Friday, May 4, 2007

snoitisnarT

Sorry to leave abruptly. There's a rhythm to this; I'll get it. I imagine a You: When I don't write, You get pissed. When I get pretentious, you feel shame; you don't forward the site. You stay away, but only for a bit.

So go ahead, pretend I'm real.

I'm staying with my father, have for months since I got back from Paris broke and 40-some hours awake, startled at the width of suburban streets.

I explain for myself if not you.

I don't mean to present this as romantic or deliberate or other-than-fuckupped. I came, I wrote, I floundered. I had some idea that I could write truth, so no one read to say I sucked. I sat ripping pages out of Writer's Market, nothing to smoke them with. Phillipe loaned me a couple grand to relocate: "Come to Paris." Whyever not? About the time the money left I left my address book and passport on a car in the Rue de francs bourgeois long enough to get a couple car-lengths away and turn -- oops.

The Embassy folk Place Concord felt I'd behaved badly. The Embassy must be a fun place to work. "You meet the strangest people," as an elegant ancient man with a curling handlebar moustache told my aunt Monica one time on a bus in Culver City as she leaned over and glanced at his sketchbook to verify that he was, indeed, Salvador Dali.

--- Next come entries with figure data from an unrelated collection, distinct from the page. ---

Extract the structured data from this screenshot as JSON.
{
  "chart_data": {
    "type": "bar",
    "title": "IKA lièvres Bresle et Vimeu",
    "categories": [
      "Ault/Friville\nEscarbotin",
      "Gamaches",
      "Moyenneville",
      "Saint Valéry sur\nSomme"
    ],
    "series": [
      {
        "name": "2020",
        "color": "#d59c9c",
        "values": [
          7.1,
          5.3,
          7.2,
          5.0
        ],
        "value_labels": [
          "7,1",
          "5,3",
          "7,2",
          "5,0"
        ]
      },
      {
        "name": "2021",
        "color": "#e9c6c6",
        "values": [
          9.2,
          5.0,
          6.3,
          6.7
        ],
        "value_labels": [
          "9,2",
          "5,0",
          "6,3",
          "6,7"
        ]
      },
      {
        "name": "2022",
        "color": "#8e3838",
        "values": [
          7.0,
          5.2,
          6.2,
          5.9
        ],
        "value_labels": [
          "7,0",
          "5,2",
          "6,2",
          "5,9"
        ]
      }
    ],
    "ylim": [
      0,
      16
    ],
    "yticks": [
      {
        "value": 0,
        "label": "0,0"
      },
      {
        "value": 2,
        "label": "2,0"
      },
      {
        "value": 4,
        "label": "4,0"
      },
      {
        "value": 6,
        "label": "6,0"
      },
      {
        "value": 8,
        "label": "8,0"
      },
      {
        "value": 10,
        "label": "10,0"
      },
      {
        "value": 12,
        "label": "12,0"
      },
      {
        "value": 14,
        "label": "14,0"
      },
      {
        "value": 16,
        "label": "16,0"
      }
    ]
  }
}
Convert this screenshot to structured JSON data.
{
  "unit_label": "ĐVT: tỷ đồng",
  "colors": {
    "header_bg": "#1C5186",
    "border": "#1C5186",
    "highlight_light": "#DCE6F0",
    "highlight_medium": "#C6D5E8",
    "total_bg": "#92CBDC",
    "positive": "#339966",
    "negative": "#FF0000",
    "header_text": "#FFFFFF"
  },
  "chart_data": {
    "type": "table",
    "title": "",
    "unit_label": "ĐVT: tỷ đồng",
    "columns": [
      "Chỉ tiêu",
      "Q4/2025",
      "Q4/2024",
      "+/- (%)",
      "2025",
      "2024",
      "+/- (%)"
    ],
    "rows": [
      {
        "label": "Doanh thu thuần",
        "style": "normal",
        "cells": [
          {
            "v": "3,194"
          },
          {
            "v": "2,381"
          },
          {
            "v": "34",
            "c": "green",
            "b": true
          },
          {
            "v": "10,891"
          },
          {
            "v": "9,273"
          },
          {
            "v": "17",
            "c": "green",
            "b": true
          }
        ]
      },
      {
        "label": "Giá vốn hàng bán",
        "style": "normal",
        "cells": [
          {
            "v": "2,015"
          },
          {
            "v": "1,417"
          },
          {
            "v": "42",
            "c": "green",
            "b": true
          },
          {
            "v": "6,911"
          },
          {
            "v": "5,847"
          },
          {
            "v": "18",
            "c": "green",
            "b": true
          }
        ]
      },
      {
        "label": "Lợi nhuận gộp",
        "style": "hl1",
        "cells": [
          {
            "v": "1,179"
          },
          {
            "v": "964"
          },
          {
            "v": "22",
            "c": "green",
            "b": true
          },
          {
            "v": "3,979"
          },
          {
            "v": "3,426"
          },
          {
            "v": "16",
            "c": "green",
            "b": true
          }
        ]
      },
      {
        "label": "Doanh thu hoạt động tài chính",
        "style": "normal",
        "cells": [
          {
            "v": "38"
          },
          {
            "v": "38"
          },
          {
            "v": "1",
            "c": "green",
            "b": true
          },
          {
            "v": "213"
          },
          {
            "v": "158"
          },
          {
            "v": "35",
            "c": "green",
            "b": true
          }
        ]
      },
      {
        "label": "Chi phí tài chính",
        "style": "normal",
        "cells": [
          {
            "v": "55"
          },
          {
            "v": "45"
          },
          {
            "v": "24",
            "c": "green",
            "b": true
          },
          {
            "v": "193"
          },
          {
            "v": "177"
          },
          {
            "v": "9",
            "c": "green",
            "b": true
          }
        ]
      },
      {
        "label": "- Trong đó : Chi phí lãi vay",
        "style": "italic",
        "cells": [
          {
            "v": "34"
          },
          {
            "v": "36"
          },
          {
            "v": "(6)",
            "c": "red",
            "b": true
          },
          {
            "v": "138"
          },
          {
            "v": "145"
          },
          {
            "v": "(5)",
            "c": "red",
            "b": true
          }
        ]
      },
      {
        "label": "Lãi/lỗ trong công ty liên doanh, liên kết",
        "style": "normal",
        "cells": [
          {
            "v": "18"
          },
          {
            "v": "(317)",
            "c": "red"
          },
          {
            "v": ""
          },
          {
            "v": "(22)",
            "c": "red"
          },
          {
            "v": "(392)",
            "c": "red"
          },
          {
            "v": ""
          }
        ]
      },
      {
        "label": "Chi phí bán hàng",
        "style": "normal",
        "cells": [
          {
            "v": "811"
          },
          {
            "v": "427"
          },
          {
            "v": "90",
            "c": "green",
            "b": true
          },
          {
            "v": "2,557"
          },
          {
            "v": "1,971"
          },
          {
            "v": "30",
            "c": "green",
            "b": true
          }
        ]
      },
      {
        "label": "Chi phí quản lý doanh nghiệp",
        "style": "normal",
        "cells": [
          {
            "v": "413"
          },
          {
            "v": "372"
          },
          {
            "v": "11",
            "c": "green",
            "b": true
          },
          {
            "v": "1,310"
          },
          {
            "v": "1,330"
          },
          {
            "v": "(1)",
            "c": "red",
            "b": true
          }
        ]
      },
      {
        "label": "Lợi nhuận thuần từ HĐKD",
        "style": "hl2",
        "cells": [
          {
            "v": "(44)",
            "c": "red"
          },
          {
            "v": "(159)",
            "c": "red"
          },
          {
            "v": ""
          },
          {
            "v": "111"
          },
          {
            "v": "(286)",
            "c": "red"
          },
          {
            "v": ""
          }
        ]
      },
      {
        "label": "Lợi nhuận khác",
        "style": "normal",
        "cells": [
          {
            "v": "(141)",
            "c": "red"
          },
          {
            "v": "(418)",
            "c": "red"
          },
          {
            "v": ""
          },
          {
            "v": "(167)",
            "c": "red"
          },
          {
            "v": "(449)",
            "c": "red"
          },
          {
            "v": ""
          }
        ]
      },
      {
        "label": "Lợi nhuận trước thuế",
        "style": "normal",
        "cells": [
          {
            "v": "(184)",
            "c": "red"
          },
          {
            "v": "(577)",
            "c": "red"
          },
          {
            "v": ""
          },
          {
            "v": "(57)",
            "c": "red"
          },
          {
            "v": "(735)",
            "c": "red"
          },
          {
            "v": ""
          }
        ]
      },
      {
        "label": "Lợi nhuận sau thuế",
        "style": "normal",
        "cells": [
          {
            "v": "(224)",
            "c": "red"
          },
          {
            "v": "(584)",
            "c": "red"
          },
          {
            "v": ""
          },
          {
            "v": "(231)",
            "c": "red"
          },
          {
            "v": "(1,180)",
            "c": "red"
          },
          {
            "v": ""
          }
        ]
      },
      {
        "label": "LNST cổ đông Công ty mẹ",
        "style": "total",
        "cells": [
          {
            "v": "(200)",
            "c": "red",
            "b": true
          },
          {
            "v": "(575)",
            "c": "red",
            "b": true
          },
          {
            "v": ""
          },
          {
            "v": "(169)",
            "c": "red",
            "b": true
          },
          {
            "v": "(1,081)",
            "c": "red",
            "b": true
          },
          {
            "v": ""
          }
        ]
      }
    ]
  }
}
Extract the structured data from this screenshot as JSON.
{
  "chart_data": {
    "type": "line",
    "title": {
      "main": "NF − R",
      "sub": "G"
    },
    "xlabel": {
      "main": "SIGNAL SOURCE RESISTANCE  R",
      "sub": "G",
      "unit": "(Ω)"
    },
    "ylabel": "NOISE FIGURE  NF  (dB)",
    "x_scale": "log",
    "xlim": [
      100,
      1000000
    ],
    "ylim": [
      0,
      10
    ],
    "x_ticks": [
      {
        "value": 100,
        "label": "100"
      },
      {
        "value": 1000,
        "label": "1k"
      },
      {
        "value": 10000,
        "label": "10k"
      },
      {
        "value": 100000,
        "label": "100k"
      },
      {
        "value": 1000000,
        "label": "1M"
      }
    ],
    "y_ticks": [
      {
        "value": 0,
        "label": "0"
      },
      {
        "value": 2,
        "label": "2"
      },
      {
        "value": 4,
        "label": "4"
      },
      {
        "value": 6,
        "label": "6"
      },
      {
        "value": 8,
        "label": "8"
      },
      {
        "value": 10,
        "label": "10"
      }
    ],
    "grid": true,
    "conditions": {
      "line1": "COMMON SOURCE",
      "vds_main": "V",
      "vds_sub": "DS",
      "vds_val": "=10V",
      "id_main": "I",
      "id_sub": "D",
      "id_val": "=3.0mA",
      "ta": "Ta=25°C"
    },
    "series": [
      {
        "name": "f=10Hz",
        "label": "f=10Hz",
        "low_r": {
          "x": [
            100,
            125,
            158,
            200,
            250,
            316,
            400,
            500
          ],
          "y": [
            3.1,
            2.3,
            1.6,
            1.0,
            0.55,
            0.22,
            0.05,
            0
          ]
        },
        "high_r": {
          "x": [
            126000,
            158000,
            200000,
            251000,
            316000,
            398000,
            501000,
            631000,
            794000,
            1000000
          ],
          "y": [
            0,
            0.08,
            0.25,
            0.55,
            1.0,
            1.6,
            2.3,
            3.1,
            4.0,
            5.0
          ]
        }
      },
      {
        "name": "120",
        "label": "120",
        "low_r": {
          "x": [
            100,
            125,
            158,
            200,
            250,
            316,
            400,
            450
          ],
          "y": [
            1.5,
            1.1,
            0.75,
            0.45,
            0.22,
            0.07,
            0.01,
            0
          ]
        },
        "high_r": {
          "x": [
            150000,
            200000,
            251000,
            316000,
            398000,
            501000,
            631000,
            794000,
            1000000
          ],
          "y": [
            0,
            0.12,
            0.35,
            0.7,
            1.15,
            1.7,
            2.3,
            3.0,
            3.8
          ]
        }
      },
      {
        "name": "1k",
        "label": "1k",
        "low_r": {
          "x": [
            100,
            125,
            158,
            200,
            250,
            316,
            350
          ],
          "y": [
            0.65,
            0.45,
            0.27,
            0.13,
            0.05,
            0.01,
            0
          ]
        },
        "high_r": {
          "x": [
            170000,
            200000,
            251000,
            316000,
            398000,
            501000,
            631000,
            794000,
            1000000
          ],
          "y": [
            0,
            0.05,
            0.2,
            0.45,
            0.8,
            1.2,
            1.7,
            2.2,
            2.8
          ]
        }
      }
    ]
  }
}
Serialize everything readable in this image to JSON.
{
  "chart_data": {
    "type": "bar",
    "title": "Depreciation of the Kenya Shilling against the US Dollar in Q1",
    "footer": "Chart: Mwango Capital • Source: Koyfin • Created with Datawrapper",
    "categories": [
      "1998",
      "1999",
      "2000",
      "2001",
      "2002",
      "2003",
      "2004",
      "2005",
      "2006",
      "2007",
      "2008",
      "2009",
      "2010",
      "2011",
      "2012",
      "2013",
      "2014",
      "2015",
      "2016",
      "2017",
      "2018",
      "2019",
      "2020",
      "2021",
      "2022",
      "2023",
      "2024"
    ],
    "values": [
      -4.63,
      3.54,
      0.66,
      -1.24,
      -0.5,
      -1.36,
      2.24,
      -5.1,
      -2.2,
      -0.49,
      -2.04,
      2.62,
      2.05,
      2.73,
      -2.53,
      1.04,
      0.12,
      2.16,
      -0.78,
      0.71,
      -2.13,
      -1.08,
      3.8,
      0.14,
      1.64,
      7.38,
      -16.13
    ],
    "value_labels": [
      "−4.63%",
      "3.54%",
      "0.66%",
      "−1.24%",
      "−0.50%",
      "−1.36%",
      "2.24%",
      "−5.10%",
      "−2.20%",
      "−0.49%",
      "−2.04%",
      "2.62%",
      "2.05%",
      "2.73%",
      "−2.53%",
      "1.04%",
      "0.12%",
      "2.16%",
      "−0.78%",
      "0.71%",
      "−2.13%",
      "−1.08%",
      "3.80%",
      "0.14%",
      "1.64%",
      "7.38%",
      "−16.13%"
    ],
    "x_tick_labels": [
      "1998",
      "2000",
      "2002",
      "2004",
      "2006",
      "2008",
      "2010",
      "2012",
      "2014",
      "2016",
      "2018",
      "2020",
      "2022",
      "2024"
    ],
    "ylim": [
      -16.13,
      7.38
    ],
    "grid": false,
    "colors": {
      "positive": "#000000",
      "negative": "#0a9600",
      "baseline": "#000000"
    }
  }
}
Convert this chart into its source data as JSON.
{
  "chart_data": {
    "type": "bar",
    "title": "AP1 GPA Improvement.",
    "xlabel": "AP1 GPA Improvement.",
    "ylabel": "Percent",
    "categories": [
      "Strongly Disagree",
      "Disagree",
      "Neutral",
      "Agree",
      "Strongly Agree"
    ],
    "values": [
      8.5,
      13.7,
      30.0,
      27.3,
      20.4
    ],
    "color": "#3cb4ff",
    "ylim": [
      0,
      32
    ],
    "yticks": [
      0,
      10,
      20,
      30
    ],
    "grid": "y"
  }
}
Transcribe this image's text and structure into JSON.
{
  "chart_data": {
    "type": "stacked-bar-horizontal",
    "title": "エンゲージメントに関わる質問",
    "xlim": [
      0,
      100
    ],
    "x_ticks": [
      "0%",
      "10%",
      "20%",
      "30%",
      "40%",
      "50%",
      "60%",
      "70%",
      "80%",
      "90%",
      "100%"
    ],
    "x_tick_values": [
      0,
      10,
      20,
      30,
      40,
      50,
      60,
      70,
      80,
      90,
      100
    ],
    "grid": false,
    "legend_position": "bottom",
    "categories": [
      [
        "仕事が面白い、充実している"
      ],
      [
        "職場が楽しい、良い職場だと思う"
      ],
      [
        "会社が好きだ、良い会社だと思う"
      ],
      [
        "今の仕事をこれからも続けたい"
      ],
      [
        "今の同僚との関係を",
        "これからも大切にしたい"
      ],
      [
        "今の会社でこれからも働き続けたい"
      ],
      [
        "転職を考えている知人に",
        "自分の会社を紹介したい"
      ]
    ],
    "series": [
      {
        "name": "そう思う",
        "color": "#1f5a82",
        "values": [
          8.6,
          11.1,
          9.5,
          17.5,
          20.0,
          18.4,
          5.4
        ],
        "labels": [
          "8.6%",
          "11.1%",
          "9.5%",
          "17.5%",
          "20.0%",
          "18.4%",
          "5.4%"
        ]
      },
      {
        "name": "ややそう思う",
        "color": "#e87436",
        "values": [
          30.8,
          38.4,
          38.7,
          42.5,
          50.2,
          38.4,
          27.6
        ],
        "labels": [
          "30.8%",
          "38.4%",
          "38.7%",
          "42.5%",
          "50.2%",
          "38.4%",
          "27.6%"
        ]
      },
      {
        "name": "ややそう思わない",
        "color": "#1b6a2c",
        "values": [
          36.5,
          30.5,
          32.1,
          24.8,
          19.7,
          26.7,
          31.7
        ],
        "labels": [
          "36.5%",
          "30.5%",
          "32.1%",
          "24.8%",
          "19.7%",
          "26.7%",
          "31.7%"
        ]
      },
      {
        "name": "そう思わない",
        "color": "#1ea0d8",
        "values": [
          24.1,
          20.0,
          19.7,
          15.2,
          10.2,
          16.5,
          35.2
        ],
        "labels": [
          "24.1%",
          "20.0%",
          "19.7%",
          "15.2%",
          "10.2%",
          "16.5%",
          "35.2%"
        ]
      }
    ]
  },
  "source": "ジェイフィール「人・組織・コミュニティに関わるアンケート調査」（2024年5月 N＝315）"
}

The embassy does filter the people entering. But then, I qualified -- a blue-eyes-no-Qu'ran thing, I suppose: as an American citizen, I had a right to know why I couldn't return home.

"All you have to do is bring in five Americans who do have ID's to vouch for you."

"Can I get them to come into some office in Los Angeles?"

"Don't you know anyone?"

"I'm American."

"The United States Government will not issue a passport with no way of
identifying you."

"Can I get a dozen Frenchmen to say I'm not French?"

"American citizens with identification. Do your best."

Now I wish I were back at le Beaubourg, thankful again at the grey rain slanting outside, proud owner of a chair with a view of two library stacks. Do I miss it? Or does seeing the rainwater jet through the handcarved gargoyle mouths on Rue Saint Denis give me a way to avoid being in my father's home in Lakewood CA speaking Aeromilitary with you --

-- and dealing with my job for ECorp, at LISA, where I classify the documents of said industry in a language which contains just four verbs, none of which involve leak, break down, irradiate, brainfart or fuck up.

No no no: moi, je suis poete: so I've just got to find what rhymes with incident.

4 comments:

Anonymous said...

Excuse me, I have an appointment on Earth.

Anonymous said...

I now officially believe in paralell universes.

Anonymous said...

Are you sure this is how Stephen King got started?

Anonymous said...

Earth's thataway, but I'm not sure that's where Stephen King got started.